Esta é a quarta tentativa de notificar a empresa. As outras três, durante o fim de semana, fracassaram. O despacho judicial foi emitido no sábado (22), menos de 24 horas depois da ação impetrada pelo MPT, e prevê multa de R$ 100 milhões em caso de descumprimento.
Iesa é investigada na Operação Lava Jato
A Iesa Óleo & Gás investiu R$ 100 milhões na construção da fábrica de Charqueadas para produzir módulos de plataformas de petróleo, em um negócio de R$ 1,3 bilhão com a Petrobras.
A Iesa Óleo & Gás investiu R$ 100 milhões na construção da fábrica de Charqueadas para produzir módulos de plataformas de petróleo, em um negócio de R$ 1,3 bilhão com a Petrobras.
A empresa, que tem mais de mil trabalhadores e gera outros cinco mil empregos indiretos, já enfrentava dificuldades financeiras, tendo entrado, recentemente, com pedido de recuperação judicial.
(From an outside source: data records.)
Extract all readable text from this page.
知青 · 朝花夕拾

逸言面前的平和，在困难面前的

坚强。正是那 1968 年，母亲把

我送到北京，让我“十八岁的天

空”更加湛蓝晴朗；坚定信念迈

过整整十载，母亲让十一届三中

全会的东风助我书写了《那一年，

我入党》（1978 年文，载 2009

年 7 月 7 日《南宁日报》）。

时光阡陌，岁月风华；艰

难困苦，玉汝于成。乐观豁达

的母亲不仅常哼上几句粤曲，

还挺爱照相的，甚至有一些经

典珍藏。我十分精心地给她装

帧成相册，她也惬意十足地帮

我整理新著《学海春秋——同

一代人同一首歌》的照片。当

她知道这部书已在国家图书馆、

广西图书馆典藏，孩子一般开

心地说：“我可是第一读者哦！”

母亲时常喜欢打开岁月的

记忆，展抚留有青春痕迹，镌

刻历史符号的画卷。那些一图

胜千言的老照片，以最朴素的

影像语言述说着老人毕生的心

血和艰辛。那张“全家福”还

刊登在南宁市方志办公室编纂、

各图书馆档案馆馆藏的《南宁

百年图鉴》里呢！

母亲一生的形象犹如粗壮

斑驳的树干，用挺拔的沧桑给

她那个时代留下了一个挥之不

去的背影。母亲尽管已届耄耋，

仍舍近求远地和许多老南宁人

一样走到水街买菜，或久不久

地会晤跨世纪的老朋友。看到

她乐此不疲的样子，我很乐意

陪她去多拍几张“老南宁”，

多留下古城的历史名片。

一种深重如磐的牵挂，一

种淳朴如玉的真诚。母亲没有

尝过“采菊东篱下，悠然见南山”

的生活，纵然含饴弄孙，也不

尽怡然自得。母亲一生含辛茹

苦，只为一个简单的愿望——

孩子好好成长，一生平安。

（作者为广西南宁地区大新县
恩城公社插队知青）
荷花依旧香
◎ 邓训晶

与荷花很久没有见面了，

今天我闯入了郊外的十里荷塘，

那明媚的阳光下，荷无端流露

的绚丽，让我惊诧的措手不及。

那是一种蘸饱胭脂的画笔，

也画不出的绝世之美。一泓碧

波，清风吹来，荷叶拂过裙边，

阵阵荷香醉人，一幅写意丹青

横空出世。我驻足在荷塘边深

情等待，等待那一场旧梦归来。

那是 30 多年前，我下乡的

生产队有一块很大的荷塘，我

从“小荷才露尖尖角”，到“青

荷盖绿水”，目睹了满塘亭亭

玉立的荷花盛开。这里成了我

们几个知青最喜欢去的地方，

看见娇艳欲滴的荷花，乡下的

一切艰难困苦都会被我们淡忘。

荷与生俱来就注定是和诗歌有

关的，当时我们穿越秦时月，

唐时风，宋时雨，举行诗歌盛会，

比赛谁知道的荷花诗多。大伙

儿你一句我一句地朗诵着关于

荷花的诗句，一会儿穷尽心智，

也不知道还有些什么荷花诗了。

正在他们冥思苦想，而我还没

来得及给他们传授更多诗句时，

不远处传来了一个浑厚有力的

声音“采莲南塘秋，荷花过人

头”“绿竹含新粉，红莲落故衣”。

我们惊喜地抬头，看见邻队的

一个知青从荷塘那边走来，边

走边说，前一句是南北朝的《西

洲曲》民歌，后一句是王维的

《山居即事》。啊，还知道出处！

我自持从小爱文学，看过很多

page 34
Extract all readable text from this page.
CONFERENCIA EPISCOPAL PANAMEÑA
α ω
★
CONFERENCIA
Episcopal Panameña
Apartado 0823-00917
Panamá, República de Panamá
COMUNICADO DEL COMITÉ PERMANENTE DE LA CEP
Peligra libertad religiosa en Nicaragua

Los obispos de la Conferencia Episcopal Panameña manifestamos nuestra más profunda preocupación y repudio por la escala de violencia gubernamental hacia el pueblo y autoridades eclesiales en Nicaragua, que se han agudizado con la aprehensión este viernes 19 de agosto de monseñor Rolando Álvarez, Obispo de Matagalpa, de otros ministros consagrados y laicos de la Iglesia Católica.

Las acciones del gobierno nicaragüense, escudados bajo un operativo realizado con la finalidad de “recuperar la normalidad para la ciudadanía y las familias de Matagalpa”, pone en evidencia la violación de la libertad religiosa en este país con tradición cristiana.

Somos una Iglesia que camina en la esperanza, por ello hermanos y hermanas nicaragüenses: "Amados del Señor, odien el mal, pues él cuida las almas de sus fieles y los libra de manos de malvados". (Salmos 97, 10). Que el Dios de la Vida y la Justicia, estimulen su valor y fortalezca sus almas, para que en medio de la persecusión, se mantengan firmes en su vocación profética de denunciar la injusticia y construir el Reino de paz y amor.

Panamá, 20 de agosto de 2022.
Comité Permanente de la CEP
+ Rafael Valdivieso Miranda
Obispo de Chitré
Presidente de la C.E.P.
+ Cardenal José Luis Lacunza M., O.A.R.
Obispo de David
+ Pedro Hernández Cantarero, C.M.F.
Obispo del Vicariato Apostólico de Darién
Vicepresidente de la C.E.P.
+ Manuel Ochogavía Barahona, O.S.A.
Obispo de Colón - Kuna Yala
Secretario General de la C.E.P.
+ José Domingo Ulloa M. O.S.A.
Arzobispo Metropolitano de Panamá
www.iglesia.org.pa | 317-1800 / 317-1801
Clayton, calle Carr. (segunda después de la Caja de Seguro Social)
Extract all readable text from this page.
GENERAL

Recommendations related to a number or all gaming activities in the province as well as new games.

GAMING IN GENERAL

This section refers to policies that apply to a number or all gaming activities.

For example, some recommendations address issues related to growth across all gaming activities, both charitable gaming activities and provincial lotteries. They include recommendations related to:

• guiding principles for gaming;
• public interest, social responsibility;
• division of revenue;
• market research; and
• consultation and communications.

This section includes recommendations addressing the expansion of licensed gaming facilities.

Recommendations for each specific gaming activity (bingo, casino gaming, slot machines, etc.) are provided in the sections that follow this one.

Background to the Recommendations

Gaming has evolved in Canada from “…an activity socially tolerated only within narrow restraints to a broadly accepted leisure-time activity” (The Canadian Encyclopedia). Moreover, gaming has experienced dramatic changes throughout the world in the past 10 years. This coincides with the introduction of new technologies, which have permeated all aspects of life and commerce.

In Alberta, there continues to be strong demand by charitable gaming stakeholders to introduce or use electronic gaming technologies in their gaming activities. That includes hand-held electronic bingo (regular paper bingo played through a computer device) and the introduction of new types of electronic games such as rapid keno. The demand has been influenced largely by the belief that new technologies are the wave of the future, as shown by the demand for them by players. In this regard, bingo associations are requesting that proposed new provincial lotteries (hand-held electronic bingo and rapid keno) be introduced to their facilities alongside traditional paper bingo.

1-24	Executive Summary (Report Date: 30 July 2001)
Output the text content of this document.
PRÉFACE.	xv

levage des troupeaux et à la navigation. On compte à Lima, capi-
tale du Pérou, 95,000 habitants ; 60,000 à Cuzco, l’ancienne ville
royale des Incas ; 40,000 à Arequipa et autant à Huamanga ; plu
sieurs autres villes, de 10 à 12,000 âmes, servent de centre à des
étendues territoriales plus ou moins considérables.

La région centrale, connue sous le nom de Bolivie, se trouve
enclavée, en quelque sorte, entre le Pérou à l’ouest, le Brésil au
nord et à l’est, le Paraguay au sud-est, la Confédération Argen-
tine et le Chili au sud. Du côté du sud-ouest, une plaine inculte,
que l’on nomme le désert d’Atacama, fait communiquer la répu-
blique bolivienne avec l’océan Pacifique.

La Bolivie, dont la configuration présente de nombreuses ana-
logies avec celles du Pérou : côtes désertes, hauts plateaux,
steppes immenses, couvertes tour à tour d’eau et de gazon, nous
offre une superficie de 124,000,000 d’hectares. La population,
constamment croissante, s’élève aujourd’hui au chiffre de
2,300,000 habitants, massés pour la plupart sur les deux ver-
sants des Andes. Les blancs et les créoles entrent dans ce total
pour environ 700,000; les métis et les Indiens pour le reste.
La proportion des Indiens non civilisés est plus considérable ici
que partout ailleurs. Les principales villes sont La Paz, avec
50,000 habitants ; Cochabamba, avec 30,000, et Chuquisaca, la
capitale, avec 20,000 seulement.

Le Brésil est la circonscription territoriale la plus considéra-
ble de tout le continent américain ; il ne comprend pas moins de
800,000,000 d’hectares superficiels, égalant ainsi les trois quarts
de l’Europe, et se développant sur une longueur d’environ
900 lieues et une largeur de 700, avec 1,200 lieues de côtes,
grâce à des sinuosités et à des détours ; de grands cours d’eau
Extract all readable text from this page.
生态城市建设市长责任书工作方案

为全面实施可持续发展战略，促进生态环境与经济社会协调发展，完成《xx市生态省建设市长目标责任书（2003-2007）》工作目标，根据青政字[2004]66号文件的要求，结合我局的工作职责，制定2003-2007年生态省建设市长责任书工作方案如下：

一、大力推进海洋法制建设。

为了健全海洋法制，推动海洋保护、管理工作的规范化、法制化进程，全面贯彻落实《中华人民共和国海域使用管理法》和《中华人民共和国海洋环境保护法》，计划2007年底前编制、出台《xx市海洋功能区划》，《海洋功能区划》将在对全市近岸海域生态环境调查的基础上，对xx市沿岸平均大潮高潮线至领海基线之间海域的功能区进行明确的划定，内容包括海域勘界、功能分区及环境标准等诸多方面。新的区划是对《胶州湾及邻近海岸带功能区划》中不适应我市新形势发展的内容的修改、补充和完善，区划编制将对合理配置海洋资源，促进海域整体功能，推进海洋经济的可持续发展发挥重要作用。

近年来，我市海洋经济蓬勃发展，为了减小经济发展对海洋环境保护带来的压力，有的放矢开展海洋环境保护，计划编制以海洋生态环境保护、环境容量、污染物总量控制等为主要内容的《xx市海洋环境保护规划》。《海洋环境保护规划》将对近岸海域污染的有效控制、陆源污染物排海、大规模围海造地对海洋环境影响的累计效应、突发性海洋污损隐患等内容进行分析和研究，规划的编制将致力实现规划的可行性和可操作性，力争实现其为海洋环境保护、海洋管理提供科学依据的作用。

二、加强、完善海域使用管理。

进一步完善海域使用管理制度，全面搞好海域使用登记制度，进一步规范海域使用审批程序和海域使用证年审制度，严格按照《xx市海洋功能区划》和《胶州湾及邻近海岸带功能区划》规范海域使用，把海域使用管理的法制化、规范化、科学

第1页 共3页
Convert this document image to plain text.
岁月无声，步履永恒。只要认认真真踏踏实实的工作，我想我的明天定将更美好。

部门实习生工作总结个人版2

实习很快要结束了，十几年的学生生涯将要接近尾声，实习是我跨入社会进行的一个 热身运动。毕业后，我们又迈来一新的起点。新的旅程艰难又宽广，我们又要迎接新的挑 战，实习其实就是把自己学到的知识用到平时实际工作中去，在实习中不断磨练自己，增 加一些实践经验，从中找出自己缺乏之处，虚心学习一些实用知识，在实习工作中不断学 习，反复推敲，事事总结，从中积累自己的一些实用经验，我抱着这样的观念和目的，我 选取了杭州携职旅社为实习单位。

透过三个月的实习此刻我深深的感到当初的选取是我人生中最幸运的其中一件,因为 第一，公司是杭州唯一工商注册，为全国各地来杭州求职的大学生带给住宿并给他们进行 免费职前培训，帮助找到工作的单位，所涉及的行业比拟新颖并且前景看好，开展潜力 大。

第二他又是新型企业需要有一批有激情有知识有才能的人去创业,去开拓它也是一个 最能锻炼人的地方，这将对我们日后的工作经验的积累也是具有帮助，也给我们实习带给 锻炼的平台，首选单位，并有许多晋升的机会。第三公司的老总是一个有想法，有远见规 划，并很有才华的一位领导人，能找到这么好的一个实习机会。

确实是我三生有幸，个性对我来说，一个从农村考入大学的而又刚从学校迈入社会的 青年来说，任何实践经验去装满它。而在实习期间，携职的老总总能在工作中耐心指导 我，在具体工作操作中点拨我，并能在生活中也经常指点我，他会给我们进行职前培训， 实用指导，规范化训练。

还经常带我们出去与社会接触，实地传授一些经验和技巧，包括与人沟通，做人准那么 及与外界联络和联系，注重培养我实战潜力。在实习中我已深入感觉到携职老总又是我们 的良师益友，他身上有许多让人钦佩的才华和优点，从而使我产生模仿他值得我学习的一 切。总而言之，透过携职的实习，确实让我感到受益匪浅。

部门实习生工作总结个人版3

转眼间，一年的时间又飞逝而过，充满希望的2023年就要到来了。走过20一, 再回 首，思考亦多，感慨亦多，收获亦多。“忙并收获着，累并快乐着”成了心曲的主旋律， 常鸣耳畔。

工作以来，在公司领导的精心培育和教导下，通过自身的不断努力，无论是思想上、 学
Instalada no Polo Naval do Jacuí, a companhia rescindiu o contrato com a Petrobras, em uma decisão tomada pela estatal na última terça-feira (18).
O presidente da empresa, Valdir Lima Carreiro, e o diretor de operações, Otto Garrido Sparenberg, haviam sido presos pela Polícia Federal na operação Lava Jato. Eles são suspeitos de participar do esquema de pagamento de propina a políticos para obter contratos com a Petrobras. Os executivos já foram liberados.